Characterization of Sm3+-activated carbonated calcium chlorapatite phosphors for theranostic applications: a comparative study of co-precipitation and hydrothermal methods

Abstract

Continuous efforts are ongoing to discover new luminescent materials with appropriate properties for applications in medicine, serving as theranostic agents for healing and bioimaging. In this paper, novel single-phase carbonated calcium chlorapatite (Ca₁₀(PO₄)₅(CO₃)Cl₂, abbreviated as CaClAp-CO₃) phosphors activated with varying concentrations of Sm³⁺ ions were successfully fabricated using both co-precipitation and hydrothermal methods to investigate the influence of the synthesis techniques on the physicochemical properties of these materials.

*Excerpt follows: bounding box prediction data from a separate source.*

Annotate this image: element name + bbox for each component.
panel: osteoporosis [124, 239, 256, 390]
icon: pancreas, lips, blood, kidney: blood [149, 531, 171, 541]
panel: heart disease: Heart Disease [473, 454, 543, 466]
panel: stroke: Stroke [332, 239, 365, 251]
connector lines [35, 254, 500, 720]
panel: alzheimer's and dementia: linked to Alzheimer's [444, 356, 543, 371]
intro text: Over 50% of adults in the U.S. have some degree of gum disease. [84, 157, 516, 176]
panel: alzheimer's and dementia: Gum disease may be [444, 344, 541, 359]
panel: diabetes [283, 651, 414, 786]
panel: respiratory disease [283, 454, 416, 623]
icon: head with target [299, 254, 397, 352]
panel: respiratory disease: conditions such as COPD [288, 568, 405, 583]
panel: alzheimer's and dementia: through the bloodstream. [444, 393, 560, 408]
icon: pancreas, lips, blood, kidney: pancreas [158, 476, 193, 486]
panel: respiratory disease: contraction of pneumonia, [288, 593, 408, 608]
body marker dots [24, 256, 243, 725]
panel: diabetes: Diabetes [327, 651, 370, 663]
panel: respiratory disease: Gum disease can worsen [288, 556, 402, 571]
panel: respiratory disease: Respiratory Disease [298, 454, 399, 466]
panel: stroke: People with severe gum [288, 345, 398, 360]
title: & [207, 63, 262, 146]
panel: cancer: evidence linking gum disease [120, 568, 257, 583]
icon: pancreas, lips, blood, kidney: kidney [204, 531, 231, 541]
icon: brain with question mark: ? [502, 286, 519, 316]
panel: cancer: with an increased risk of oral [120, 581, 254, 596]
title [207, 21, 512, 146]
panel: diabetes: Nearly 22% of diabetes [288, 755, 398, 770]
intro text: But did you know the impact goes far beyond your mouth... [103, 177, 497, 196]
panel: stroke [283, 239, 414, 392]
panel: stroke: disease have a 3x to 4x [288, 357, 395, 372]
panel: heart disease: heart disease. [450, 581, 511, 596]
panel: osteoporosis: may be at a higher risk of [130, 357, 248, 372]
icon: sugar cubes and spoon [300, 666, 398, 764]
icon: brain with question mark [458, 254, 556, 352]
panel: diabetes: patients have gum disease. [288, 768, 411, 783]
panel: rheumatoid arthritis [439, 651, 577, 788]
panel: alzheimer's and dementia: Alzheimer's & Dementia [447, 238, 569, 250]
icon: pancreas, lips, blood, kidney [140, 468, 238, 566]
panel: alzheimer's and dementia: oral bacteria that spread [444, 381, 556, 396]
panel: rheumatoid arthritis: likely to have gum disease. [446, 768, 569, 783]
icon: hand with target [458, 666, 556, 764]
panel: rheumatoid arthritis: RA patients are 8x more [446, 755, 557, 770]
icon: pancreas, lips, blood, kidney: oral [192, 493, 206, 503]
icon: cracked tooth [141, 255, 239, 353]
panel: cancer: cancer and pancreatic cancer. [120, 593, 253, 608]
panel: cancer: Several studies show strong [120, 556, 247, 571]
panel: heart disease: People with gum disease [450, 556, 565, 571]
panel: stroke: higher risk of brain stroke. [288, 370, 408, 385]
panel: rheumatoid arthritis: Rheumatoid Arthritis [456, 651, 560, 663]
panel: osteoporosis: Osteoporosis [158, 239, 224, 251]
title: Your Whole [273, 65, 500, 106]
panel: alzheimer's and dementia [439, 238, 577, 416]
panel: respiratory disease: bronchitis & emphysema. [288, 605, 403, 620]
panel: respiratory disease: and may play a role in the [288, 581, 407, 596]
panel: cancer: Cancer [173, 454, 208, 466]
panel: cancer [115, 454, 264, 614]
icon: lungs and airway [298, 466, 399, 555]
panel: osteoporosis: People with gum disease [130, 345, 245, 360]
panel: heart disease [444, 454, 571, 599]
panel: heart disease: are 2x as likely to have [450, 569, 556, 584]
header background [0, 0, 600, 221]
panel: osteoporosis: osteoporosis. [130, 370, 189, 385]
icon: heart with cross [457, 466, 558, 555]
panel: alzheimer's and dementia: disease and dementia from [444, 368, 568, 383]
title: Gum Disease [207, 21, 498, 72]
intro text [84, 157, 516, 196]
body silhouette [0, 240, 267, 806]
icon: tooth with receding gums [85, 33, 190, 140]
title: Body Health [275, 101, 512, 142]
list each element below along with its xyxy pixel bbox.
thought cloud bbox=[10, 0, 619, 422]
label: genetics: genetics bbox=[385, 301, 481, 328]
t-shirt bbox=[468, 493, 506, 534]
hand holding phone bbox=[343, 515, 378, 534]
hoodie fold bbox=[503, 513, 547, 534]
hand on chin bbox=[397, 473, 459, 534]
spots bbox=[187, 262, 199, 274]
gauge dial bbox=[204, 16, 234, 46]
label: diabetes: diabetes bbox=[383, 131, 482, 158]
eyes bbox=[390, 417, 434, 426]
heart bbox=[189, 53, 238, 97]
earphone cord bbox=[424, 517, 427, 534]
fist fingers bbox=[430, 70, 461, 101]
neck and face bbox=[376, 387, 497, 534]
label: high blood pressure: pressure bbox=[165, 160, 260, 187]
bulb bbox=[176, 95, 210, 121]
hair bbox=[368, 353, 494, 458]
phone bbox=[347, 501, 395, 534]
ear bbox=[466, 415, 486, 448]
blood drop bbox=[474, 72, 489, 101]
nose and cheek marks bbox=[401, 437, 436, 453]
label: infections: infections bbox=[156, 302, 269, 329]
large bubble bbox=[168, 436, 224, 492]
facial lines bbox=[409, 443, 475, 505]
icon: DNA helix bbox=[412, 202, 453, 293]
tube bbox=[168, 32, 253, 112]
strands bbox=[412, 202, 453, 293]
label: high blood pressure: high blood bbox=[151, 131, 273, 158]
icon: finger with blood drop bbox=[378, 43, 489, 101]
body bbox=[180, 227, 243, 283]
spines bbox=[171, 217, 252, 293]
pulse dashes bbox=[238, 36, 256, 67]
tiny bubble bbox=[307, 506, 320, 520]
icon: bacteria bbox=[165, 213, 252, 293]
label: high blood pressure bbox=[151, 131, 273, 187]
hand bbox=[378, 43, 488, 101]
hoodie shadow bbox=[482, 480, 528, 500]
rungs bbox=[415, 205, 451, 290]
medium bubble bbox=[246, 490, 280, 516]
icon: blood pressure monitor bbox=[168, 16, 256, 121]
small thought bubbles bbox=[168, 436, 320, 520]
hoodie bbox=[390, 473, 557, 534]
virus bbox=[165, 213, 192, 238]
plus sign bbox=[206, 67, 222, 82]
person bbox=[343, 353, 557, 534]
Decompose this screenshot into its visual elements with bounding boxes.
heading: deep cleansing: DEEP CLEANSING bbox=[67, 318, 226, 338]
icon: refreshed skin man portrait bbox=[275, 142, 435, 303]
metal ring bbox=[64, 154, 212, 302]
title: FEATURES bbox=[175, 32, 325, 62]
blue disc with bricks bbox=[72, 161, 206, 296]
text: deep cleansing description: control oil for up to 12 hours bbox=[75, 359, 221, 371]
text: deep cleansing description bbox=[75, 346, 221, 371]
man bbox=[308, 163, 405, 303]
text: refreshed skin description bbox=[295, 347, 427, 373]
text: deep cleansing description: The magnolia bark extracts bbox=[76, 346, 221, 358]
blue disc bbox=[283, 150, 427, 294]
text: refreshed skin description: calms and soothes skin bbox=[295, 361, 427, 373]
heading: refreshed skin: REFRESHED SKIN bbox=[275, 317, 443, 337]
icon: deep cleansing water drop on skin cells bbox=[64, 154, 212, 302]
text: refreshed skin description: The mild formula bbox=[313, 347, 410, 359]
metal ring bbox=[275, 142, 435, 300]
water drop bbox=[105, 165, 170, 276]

The effects of doping concentration of Sm³⁺ ions and synthesis techniques on the structure, photoluminescence (PL), energy transfer, substitute sites, fluorescence lifetime and luminescence colour of phosphors were investigated. The synthesized phosphors were characterized by X-ray diffraction (XRD) to confirm their crystal phase structure and purity. Vibrational features and the incorporation of carbonate ions were verified using Fourier-transform infrared (FTIR) spectroscopy. The obtained materials emit reddish-orange light, primarily from the most intense ⁴G_5/2 → ⁶H_7/2 transition. The electric dipole to magnetic dipole transition ratio (ED/MD), CIE colour coordinates and colour purity were determined to provide additional insights into the spectroscopic attributes of the obtained phosphors. In addition, the concentration quenching was also observed, and its mechanism was proposed based on theoretical calculations showing the multipolar interactions.